The economic instability that dominated Russia in the 1990s, as well as the various challenges to Russia’s diminished geopolitical standing in the international system (in places like the Balkans, the former Eastern European Soviet-bloc states that had been accepted into NATO over Russian objections, or in Chechnya) were seen by this group as further proof that Russia had been given a raw deal at the end of the Cold War.
Russian political theorist Aleksandr Dugin of Moscow State University then began publishing his works elaborating on his theory of “Neo-Eurasianism.” According to Dugin, Russia was not a part of the West at all. It was something else entirely. While it had some similarities, such as Eastern Orthodox Christianity, the Mongol invasions that had occurred a thousand years earlier fundamentally changed Russia; it became an entity that was only partly a component of the West but also part of Asia.
Yet since Peter the Great was czar, Russian leaders have obsessed over their Western periphery. The unjust Russian invasion of Ukraine, however, is forcing changes in the make-up of Russian policy. Having been closed off to the West, rather than admit it erred in their invasion of Ukraine, Putin’s regime is pivoting to the East.
This is something that both the Neo-Eurasianists and the siloviki have long favored. The Russian elite today have no choice any longer. They must pivot away from the West or be destroyed by the Western sanctions and increased hostilities.
Thus Russia is becoming an Asian nation – fulfilling the long-delayed dreams of Czar Alexander III, who had built the Trans-Siberian Railroad linking Russia’s more developed “European” side with Russia’s “Wild East” along the underdeveloped Pacific coastline.
Rather than surrender to the overwhelming economic and political pressure that the West is subjecting the Russians to; instead of overthrowing the would-be czar, Vladimir Putin, the Russians are becoming more pro-Putin. They are entering the classic Russian pattern of resisting the dreaded outsider at all costs – even if it means enhancing the power of the dreaded dictator at home.
No going back
For those Western elites under the false assumption that there is an end in sight to the current standoff with Russia (one that ends with the end of Putin’s reign and either the democratization of Russia or the breaking down of the unitary Russian state), be prepared to be proved wrong.

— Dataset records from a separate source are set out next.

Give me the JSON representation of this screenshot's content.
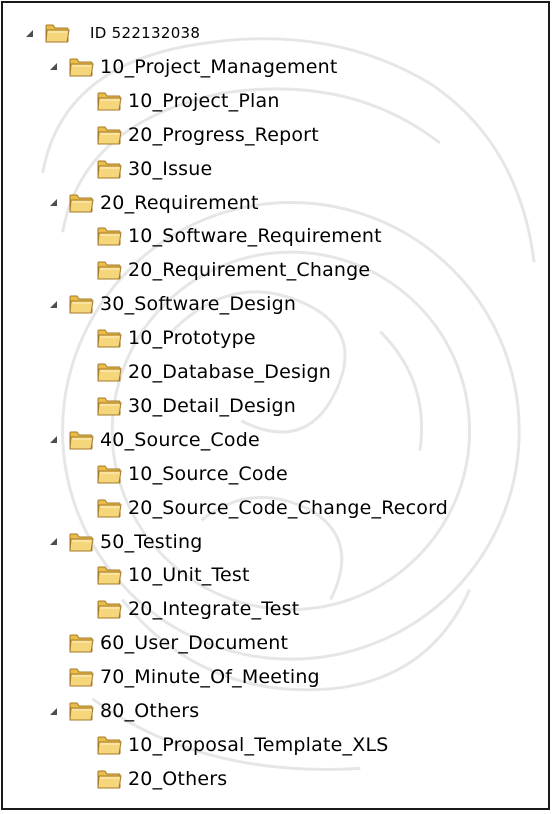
{
  "colors": {
    "folder_body": "#f5d67a",
    "folder_outline": "#a5782a",
    "folder_tab": "#e9bd4a",
    "expander": "#4d4d4d",
    "text": "#000000",
    "border": "#1a1a1a"
  },
  "icons": {
    "expander": "triangle-down-expanded-icon",
    "folder": "folder-icon"
  },
  "tree": [
    {
      "label": "ID 522132038",
      "level": 0,
      "expanded": true
    },
    {
      "label": "10_Project_Management",
      "level": 1,
      "expanded": true
    },
    {
      "label": "10_Project_Plan",
      "level": 2,
      "expanded": null
    },
    {
      "label": "20_Progress_Report",
      "level": 2,
      "expanded": null
    },
    {
      "label": "30_Issue",
      "level": 2,
      "expanded": null
    },
    {
      "label": "20_Requirement",
      "level": 1,
      "expanded": true
    },
    {
      "label": "10_Software_Requirement",
      "level": 2,
      "expanded": null
    },
    {
      "label": "20_Requirement_Change",
      "level": 2,
      "expanded": null
    },
    {
      "label": "30_Software_Design",
      "level": 1,
      "expanded": true
    },
    {
      "label": "10_Prototype",
      "level": 2,
      "expanded": null
    },
    {
      "label": "20_Database_Design",
      "level": 2,
      "expanded": null
    },
    {
      "label": "30_Detail_Design",
      "level": 2,
      "expanded": null
    },
    {
      "label": "40_Source_Code",
      "level": 1,
      "expanded": true
    },
    {
      "label": "10_Source_Code",
      "level": 2,
      "expanded": null
    },
    {
      "label": "20_Source_Code_Change_Record",
      "level": 2,
      "expanded": null
    },
    {
      "label": "50_Testing",
      "level": 1,
      "expanded": true
    },
    {
      "label": "10_Unit_Test",
      "level": 2,
      "expanded": null
    },
    {
      "label": "20_Integrate_Test",
      "level": 2,
      "expanded": null
    },
    {
      "label": "60_User_Document",
      "level": 1,
      "expanded": null
    },
    {
      "label": "70_Minute_Of_Meeting",
      "level": 1,
      "expanded": null
    },
    {
      "label": "80_Others",
      "level": 1,
      "expanded": true
    },
    {
      "label": "10_Proposal_Template_XLS",
      "level": 2,
      "expanded": null
    },
    {
      "label": "20_Others",
      "level": 2,
      "expanded": null
    }
  ]
}
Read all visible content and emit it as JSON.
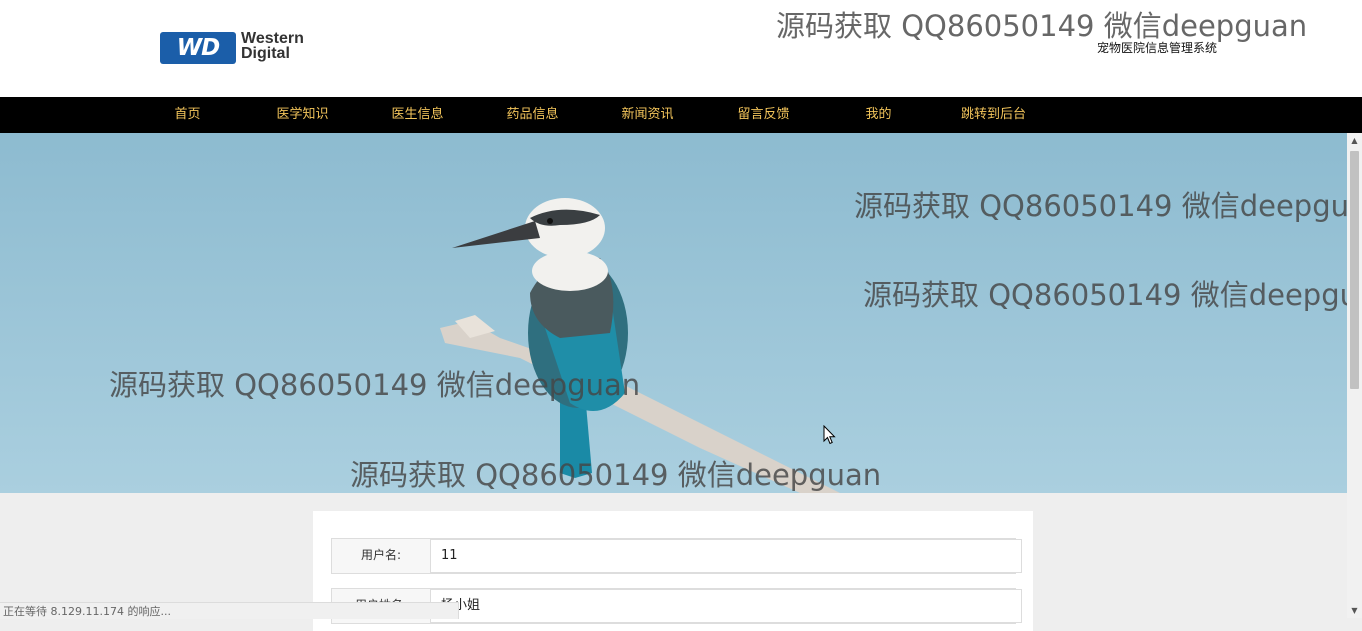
{
  "header": {
    "logo": {
      "line1": "Western",
      "line2": "Digital",
      "mark": "WD"
    },
    "subtitle": "宠物医院信息管理系统"
  },
  "nav": {
    "items": [
      {
        "label": "首页"
      },
      {
        "label": "医学知识"
      },
      {
        "label": "医生信息"
      },
      {
        "label": "药品信息"
      },
      {
        "label": "新闻资讯"
      },
      {
        "label": "留言反馈"
      },
      {
        "label": "我的"
      },
      {
        "label": "跳转到后台"
      }
    ]
  },
  "watermarks": [
    "源码获取 QQ86050149 微信deepguan",
    "源码获取 QQ86050149 微信deepgua",
    "源码获取 QQ86050149 微信deepgu",
    "源码获取 QQ86050149 微信deepguan",
    "源码获取 QQ86050149 微信deepguan"
  ],
  "form": {
    "username_label": "用户名:",
    "username_value": "11",
    "realname_label": "用户姓名:",
    "realname_value": "杨小姐"
  },
  "status": {
    "text": "正在等待 8.129.11.174 的响应..."
  },
  "colors": {
    "nav_bg": "#000000",
    "nav_text": "#f3c55b",
    "logo_blue": "#1b5ea9",
    "sky": "#9fc6d8"
  },
  "icons": {
    "cursor": "mouse-pointer-icon",
    "scroll_up": "chevron-up-icon",
    "scroll_down": "chevron-down-icon"
  }
}
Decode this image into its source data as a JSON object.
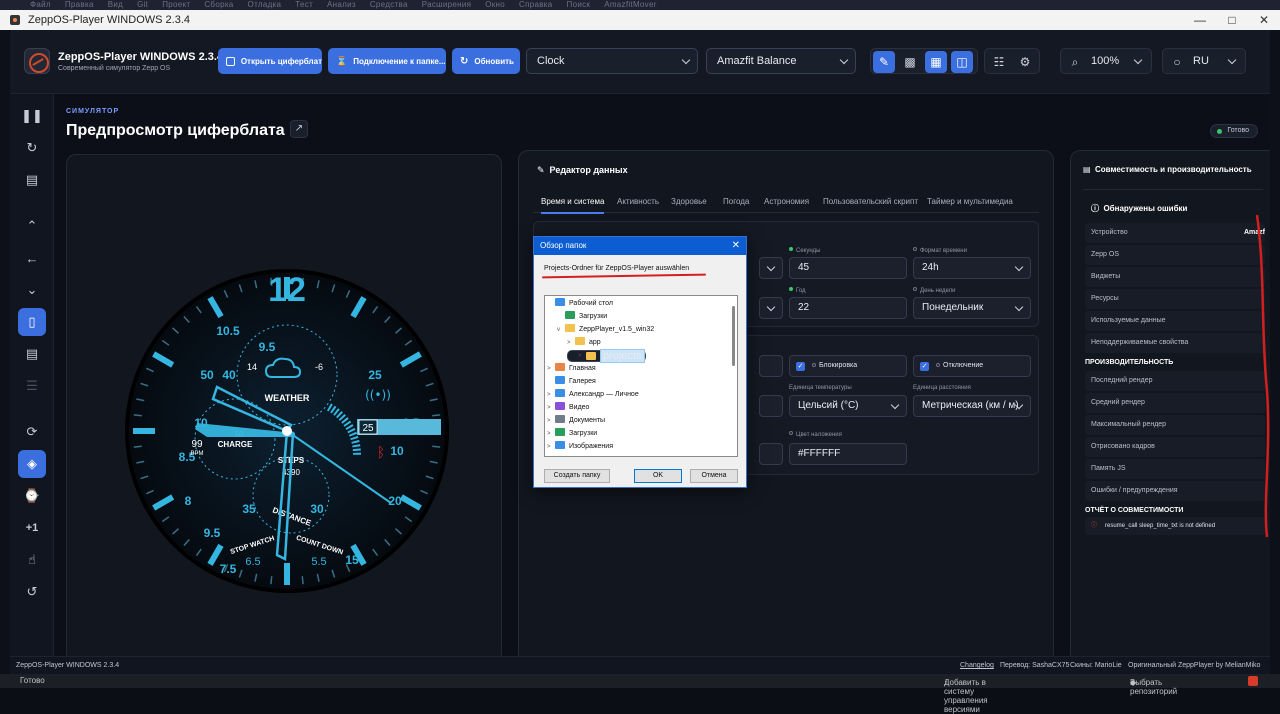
{
  "vscode_menu": [
    "Файл",
    "Правка",
    "Вид",
    "Git",
    "Проект",
    "Сборка",
    "Отладка",
    "Тест",
    "Анализ",
    "Средства",
    "Расширения",
    "Окно",
    "Справка",
    "Поиск",
    "AmazfitMover"
  ],
  "window": {
    "title": "ZeppOS-Player WINDOWS 2.3.4"
  },
  "header": {
    "app_name": "ZeppOS-Player WINDOWS 2.3.4",
    "app_sub": "Современный симулятор Zepp OS",
    "open_face_label": "Открыть циферблат",
    "connect_folder_label": "Подключение к папке...",
    "refresh_label": "Обновить",
    "watchface_select": "Clock",
    "device_select": "Amazfit Balance",
    "zoom": "100%",
    "lang": "RU"
  },
  "main": {
    "kicker": "СИМУЛЯТОР",
    "title": "Предпросмотр циферблата",
    "status": "Готово"
  },
  "watch": {
    "top_number": "12",
    "ring_numbers": [
      "50",
      "10.5",
      "10",
      "9.5",
      "8.5",
      "8",
      "7.5",
      "9.5",
      "40",
      "35",
      "30",
      "25",
      "20",
      "15",
      "10",
      "2.5"
    ],
    "weather_label": "WEATHER",
    "weather_left": "14",
    "weather_right": "-6",
    "bpm_value": "99",
    "bpm_label": "BPM",
    "charge_label": "CHARGE",
    "charge_value": "50",
    "steps_label": "STEPS",
    "steps_value": "4390",
    "distance_label": "DISTANCE",
    "date_value": "25",
    "stopwatch_label": "STOP WATCH",
    "stopwatch_value": "6.5",
    "countdown_label": "COUNT DOWN",
    "countdown_value": "5.5"
  },
  "editor": {
    "title": "Редактор данных",
    "tabs": [
      "Время и система",
      "Активность",
      "Здоровье",
      "Погода",
      "Астрономия",
      "Пользовательский скрипт",
      "Таймер и мультимедиа"
    ],
    "seconds_label": "Секунды",
    "seconds_value": "45",
    "timeformat_label": "Формат времени",
    "timeformat_value": "24h",
    "year_label": "Год",
    "year_value": "22",
    "weekday_label": "День недели",
    "weekday_value": "Понедельник",
    "lock_label": "Блокировка",
    "disconnect_label": "Отключение",
    "tempunit_label": "Единица температуры",
    "tempunit_value": "Цельсий (°C)",
    "distunit_label": "Единица расстояния",
    "distunit_value": "Метрическая (км / м)",
    "overlay_label": "Цвет наложения",
    "overlay_value": "#FFFFFF"
  },
  "dialog": {
    "title": "Обзор папок",
    "hint": "Projects-Ordner für ZeppOS-Player auswählen",
    "tree": [
      {
        "label": "Рабочий стол",
        "icon": "desktop-icon"
      },
      {
        "label": "Загрузки",
        "icon": "download-icon"
      },
      {
        "label": "ZeppPlayer_v1.5_win32",
        "icon": "folder-icon"
      },
      {
        "label": "app",
        "icon": "folder-icon"
      },
      {
        "label": "projects",
        "icon": "folder-icon"
      },
      {
        "label": "Главная",
        "icon": "home-icon"
      },
      {
        "label": "Галерея",
        "icon": "gallery-icon"
      },
      {
        "label": "Александр — Личное",
        "icon": "cloud-icon"
      },
      {
        "label": "Видео",
        "icon": "video-icon"
      },
      {
        "label": "Документы",
        "icon": "documents-icon"
      },
      {
        "label": "Загрузки",
        "icon": "download-icon"
      },
      {
        "label": "Изображения",
        "icon": "images-icon"
      }
    ],
    "new_folder": "Создать папку",
    "ok": "OK",
    "cancel": "Отмена"
  },
  "compat": {
    "title": "Совместимость и производительность",
    "errors_title": "Обнаружены ошибки",
    "device_row": "Устройство",
    "device_value": "Amazf",
    "rows": [
      "Zepp OS",
      "Виджеты",
      "Ресурсы",
      "Используемые данные",
      "Неподдерживаемые свойства"
    ],
    "perf_title": "ПРОИЗВОДИТЕЛЬНОСТЬ",
    "perf_rows": [
      "Последний рендер",
      "Средний рендер",
      "Максимальный рендер",
      "Отрисовано кадров",
      "Память JS",
      "Ошибки / предупреждения"
    ],
    "report_title": "ОТЧЁТ О СОВМЕСТИМОСТИ",
    "error_msg": "resume_call sleep_time_txt is not defined"
  },
  "footer": {
    "left": "ZeppOS-Player WINDOWS 2.3.4",
    "changelog": "Changelog",
    "translation": "Перевод: SashaCX75",
    "skins": "Скины: MarioLie",
    "original": "Оригинальный ZeppPlayer by MelianMiko"
  },
  "taskbar": {
    "ready": "Готово",
    "vcs": "Добавить в систему управления версиями",
    "repo": "Выбрать репозиторий"
  },
  "colors": {
    "accent": "#3b6fe0",
    "watch_cyan": "#35b6e0",
    "error_red": "#d41f1f"
  }
}
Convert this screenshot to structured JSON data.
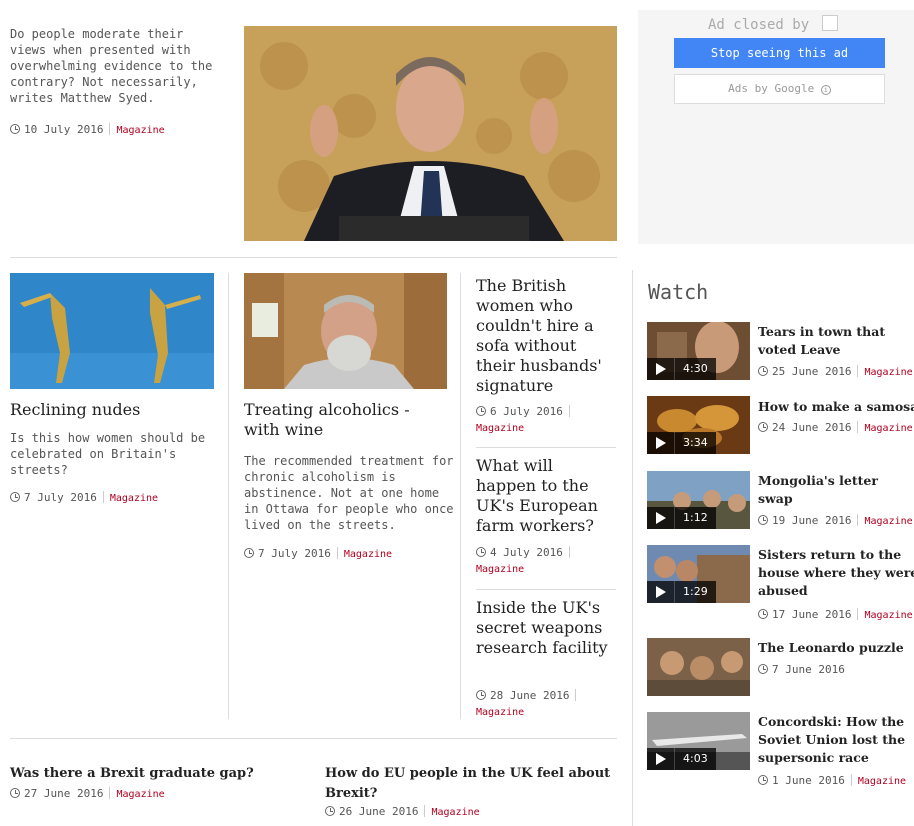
{
  "top_story": {
    "desc": "Do people moderate their views when presented with overwhelming evidence to the contrary? Not necessarily, writes Matthew Syed.",
    "date": "10 July 2016",
    "section": "Magazine"
  },
  "ad": {
    "closed_text": "Ad closed by",
    "stop_button": "Stop seeing this ad",
    "ads_by": "Ads by Google",
    "info_icon": "info-icon",
    "colors": {
      "button": "#4285f4"
    }
  },
  "articles": [
    {
      "title": "Reclining nudes",
      "desc": "Is this how women should be celebrated on Britain's streets?",
      "date": "7 July 2016",
      "section": "Magazine"
    },
    {
      "title": "Treating alcoholics - with wine",
      "desc": "The recommended treatment for chronic alcoholism is abstinence. Not at one home in Ottawa for people who once lived on the streets.",
      "date": "7 July 2016",
      "section": "Magazine"
    }
  ],
  "side_articles": [
    {
      "title": "The British women who couldn't hire a sofa without their husbands' signature",
      "date": "6 July 2016",
      "section": "Magazine"
    },
    {
      "title": "What will happen to the UK's European farm workers?",
      "date": "4 July 2016",
      "section": "Magazine"
    },
    {
      "title": "Inside the UK's secret weapons research facility",
      "date": "28 June 2016",
      "section": "Magazine"
    }
  ],
  "bottom_articles": [
    {
      "title": "Was there a Brexit graduate gap?",
      "date": "27 June 2016",
      "section": "Magazine"
    },
    {
      "title": "How do EU people in the UK feel about Brexit?",
      "date": "26 June 2016",
      "section": "Magazine"
    }
  ],
  "watch": {
    "heading": "Watch",
    "items": [
      {
        "title_lines": [
          "Tears in town that",
          "voted Leave"
        ],
        "duration": "4:30",
        "date": "25 June 2016",
        "section": "Magazine"
      },
      {
        "title_lines": [
          "How to make a samosa"
        ],
        "duration": "3:34",
        "date": "24 June 2016",
        "section": "Magazine"
      },
      {
        "title_lines": [
          "Mongolia's letter",
          "swap"
        ],
        "duration": "1:12",
        "date": "19 June 2016",
        "section": "Magazine"
      },
      {
        "title_lines": [
          "Sisters return to the",
          "house where they were",
          "abused"
        ],
        "duration": "1:29",
        "date": "17 June 2016",
        "section": "Magazine"
      },
      {
        "title_lines": [
          "The Leonardo puzzle"
        ],
        "duration": "",
        "date": "7 June 2016",
        "section": ""
      },
      {
        "title_lines": [
          "Concordski: How the",
          "Soviet Union lost the",
          "supersonic race"
        ],
        "duration": "4:03",
        "date": "1 June 2016",
        "section": "Magazine"
      }
    ]
  }
}
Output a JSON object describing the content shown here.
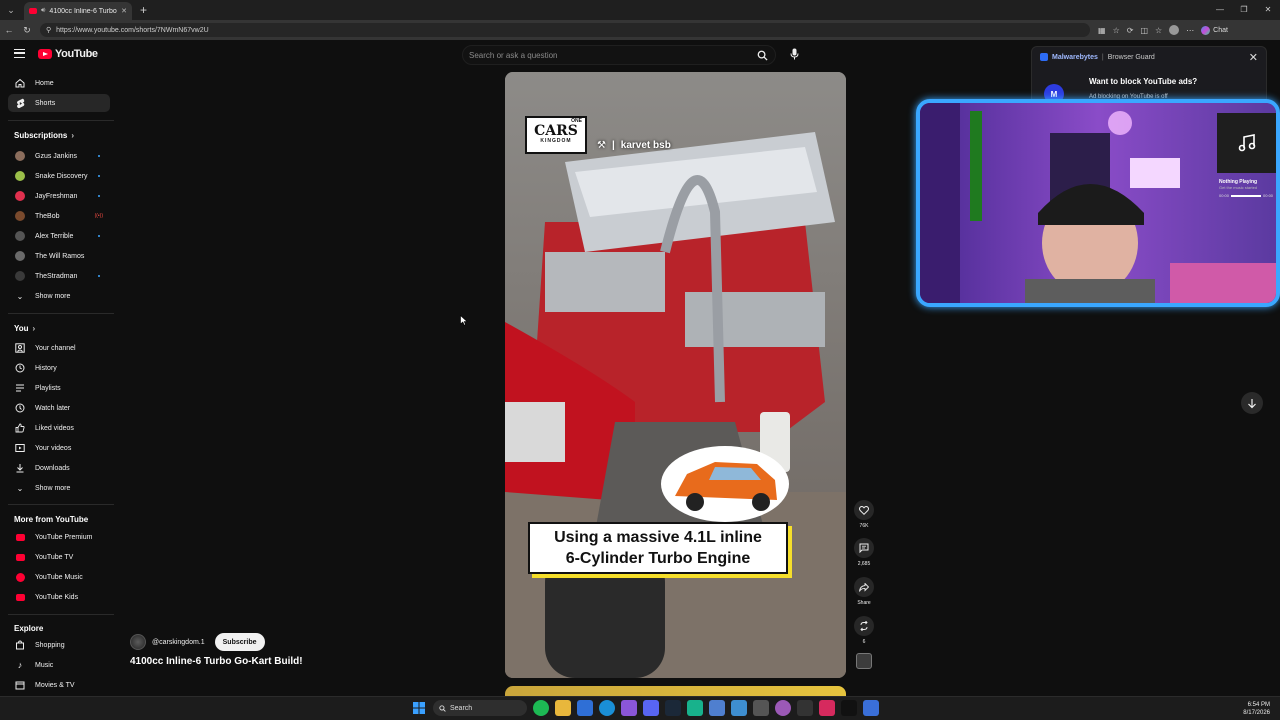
{
  "browser": {
    "tab_title": "4100cc Inline-6 Turbo Go-Kart",
    "url": "https://www.youtube.com/shorts/7NWmN67vw2U",
    "chat_label": "Chat"
  },
  "header": {
    "logo_text": "YouTube",
    "search_placeholder": "Search or ask a question"
  },
  "sidebar": {
    "top": [
      {
        "label": "Home",
        "icon": "home-icon"
      },
      {
        "label": "Shorts",
        "icon": "shorts-icon"
      }
    ],
    "subscriptions_heading": "Subscriptions",
    "subscriptions": [
      {
        "label": "Gzus Jankins",
        "color": "#8b6d5c",
        "badge": "dot"
      },
      {
        "label": "Snake Discovery",
        "color": "#9bbf49",
        "badge": "dot"
      },
      {
        "label": "JayFreshman",
        "color": "#e0304e",
        "badge": "dot"
      },
      {
        "label": "TheBob",
        "color": "#7a4a2d",
        "badge": "live"
      },
      {
        "label": "Alex Terrible",
        "color": "#555555",
        "badge": "dot"
      },
      {
        "label": "The Will Ramos",
        "color": "#6a6a6a",
        "badge": "none"
      },
      {
        "label": "TheStradman",
        "color": "#3a3a3a",
        "badge": "dot"
      }
    ],
    "show_more": "Show more",
    "you_heading": "You",
    "you_items": [
      {
        "label": "Your channel",
        "icon": "channel-icon"
      },
      {
        "label": "History",
        "icon": "history-icon"
      },
      {
        "label": "Playlists",
        "icon": "playlists-icon"
      },
      {
        "label": "Watch later",
        "icon": "clock-icon"
      },
      {
        "label": "Liked videos",
        "icon": "thumb-up-icon"
      },
      {
        "label": "Your videos",
        "icon": "video-icon"
      },
      {
        "label": "Downloads",
        "icon": "download-icon"
      }
    ],
    "show_more_2": "Show more",
    "more_heading": "More from YouTube",
    "more_items": [
      {
        "label": "YouTube Premium"
      },
      {
        "label": "YouTube TV"
      },
      {
        "label": "YouTube Music"
      },
      {
        "label": "YouTube Kids"
      }
    ],
    "explore_heading": "Explore",
    "explore_items": [
      {
        "label": "Shopping",
        "icon": "shopping-bag-icon"
      },
      {
        "label": "Music",
        "icon": "music-note-icon"
      },
      {
        "label": "Movies & TV",
        "icon": "film-icon"
      }
    ]
  },
  "short": {
    "overlay_brand": "CARS",
    "overlay_brand_top": "ONE",
    "overlay_brand_bottom": "KINGDOM",
    "overlay_credit": "karvet bsb",
    "caption_line1": "Using a massive 4.1L inline",
    "caption_line2": "6-Cylinder Turbo Engine",
    "channel_handle": "@carskingdom.1",
    "subscribe_label": "Subscribe",
    "title": "4100cc Inline-6 Turbo Go-Kart Build!"
  },
  "actions": {
    "likes": "76K",
    "comments": "2,685",
    "share": "Share",
    "remix": "6"
  },
  "malwarebytes": {
    "brand": "Malwarebytes",
    "product": "Browser Guard",
    "question": "Want to block YouTube ads?",
    "status": "Ad blocking on YouTube is off"
  },
  "stream_overlay": {
    "now_playing": "Nothing Playing",
    "now_playing_sub": "Get the music started",
    "time_start": "00:00",
    "time_end": "00:00"
  },
  "taskbar": {
    "search_label": "Search",
    "time": "6:54 PM",
    "date": "8/17/2026"
  }
}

What’s needed, therefore, is a recognition that there is no going back to the way things were between the West and Russia before 2022. Moscow has reached the point of no return. So, too, has the Western alliance.
For all the great hope that there was in 2017-18 of flipping Russia to use against China, those brief days of hope are over. Washington’s leaders, Democratic and Republican alike, must accept the new painful reality of a Eurasia that houses an increasingly aligned Russia and Chinese anti-American axis of autocrats.
Strategies must now be developed accordingly – and those strategies must recognize that real and severe limitations will be placed upon American power projection into Eurasia henceforth.
As the great Russian poet Alexander Blok once mused in “Are We Scythians? – Are We Asiatics?”:
Oh yes – we are Scythians! Yes – we are Asiatics,
With slanting, rapacious eyes… Like obedient slaves,
We held up a shield between two enemy races –
The Mongols and Europe!
Rejoicing, grieving, and drenched in blood,
Russia is a sphinx that gazes at you
With hatred and with love.
We can recall the streets of Paris
And shady Venice,
The aroma of lemon groves
And the hazy monuments of Cologne.
… But now through the woods and thickets
We’ll stand aside
Before the comeliness of Europe –
And turn on you with our Asiatic faces.
American leaders will now have to come to grips with the sad fact that Russia is becoming an Asian nation … and that will likely end America’s world-spanning hegemony in our lifetimes, as it deprives America of easy access to Eurasia.